Roderick Wilson, executive director of the Lugenia Burns Hope Center and a spokesman for the caucus of Bronzeville pastors, said the group's main concern is that the community be able to prosper from Walmart's expansion into their neighborhood.

"We want to make sure that any large-scale business like that benefits the community outside of just providing goods for purchase," Wilson said in an interview.

"We see this as an opportunity for community development in the sense that they're paying people a living wage and that they have a local hiring preference," Wilson said. "We think that would help residents increase their quality of life and help them stay within Bronzeville."

The caucus is seeking hourly wages of $11.53 for employees at this Walmart location, Wilson said. That's the same "living wage" required of companies who do contract work for the city.

Wilson said existing Chicago Walmart locations have been using loopholes to avoid paying higher wages.

"They are supposed to pay their workers $8.75 an hour," he said, "and they're using temp agencies to get out of that to pay $8.25 an hour."

Erica Jones, senior manager of communications at Walmart, said in an email that Walmart's Neighborhood Market at 47th and Cottage Grove Avenue is on track to open in summer 2014 and will employ over 100 people in a mix of full and part-time positions.

Jones declined to comment on Walmart's wages or use of temp services.

Wilson's caucus is calling on City Council to audit existing Chicago Walmart locations to determine how many people from these communities actually work in the stores and how much they are paid.

Walmart is being pushed to the black community as something that will bring jobs for residents, Wilson said. If Bronzeville residents are not going to benefit from these jobs because Walmart found loopholes around living wages and local hiring, "then do we really want them here?" he said.

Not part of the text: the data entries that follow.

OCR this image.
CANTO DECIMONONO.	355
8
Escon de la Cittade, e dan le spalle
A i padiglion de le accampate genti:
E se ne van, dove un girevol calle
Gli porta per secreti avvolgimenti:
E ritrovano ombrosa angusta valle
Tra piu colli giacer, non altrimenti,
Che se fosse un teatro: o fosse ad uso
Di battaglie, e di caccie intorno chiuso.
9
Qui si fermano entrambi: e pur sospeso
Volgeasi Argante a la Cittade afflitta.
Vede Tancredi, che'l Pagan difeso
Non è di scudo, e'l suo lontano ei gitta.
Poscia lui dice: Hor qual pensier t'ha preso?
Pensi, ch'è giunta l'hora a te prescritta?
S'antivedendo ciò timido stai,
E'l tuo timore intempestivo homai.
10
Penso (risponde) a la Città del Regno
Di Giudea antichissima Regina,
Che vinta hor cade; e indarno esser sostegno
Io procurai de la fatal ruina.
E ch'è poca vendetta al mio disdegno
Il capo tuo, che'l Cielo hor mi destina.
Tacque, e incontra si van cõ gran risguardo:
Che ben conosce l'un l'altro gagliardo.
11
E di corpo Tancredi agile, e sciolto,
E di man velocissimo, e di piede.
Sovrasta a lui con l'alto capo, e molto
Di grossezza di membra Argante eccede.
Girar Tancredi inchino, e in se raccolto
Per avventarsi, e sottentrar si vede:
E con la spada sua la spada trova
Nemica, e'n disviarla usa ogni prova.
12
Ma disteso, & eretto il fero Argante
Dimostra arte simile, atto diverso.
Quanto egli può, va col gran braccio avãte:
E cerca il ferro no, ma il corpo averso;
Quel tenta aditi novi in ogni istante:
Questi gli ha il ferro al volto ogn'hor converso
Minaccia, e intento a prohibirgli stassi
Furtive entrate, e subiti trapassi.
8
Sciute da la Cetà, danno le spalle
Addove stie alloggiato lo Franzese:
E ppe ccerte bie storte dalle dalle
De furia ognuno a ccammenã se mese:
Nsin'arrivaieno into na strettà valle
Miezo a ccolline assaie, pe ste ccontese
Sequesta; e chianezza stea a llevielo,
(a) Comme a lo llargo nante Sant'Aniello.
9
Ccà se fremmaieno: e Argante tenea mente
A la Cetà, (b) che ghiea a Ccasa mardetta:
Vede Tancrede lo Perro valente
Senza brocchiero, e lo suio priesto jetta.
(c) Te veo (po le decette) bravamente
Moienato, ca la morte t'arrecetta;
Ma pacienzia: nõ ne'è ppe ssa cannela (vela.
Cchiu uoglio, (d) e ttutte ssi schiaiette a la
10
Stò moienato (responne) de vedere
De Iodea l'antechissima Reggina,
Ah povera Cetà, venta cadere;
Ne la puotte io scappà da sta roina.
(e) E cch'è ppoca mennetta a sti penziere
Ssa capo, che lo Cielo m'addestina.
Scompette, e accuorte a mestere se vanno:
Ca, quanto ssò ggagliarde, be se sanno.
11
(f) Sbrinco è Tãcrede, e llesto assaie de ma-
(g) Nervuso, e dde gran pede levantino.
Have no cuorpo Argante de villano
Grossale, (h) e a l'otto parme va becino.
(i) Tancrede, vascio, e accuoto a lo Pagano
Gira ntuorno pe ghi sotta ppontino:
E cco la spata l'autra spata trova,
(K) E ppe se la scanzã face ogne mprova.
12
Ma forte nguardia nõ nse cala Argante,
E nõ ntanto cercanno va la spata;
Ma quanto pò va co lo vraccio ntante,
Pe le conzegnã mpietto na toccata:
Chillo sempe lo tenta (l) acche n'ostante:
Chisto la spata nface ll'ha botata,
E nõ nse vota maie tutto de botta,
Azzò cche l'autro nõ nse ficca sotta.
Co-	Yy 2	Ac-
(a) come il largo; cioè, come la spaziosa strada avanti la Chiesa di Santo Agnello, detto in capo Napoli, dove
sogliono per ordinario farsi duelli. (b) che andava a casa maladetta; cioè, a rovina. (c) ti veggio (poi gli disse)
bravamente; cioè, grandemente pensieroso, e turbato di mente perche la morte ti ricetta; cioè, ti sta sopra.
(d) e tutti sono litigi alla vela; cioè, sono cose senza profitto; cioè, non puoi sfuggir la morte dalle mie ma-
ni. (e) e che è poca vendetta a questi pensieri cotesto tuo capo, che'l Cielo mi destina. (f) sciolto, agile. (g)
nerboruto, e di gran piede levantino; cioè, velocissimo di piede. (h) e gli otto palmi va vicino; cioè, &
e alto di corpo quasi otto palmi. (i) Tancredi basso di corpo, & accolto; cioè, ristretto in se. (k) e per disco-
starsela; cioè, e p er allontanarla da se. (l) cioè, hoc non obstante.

There were no Walmarts in the black community until recently, Wilson pointed out. The company has saturated the suburbs and must expand into cities and into the black community because these are the untapped markets, he said.

It would be great to have Walmart in Bronzeville, but the community has been getting by without it for a long time, Wilson said.

"They need us more than we need them," he said. "The days are gone when people can come just to take money from us. If they come, they need to come in a way that is a good community partner."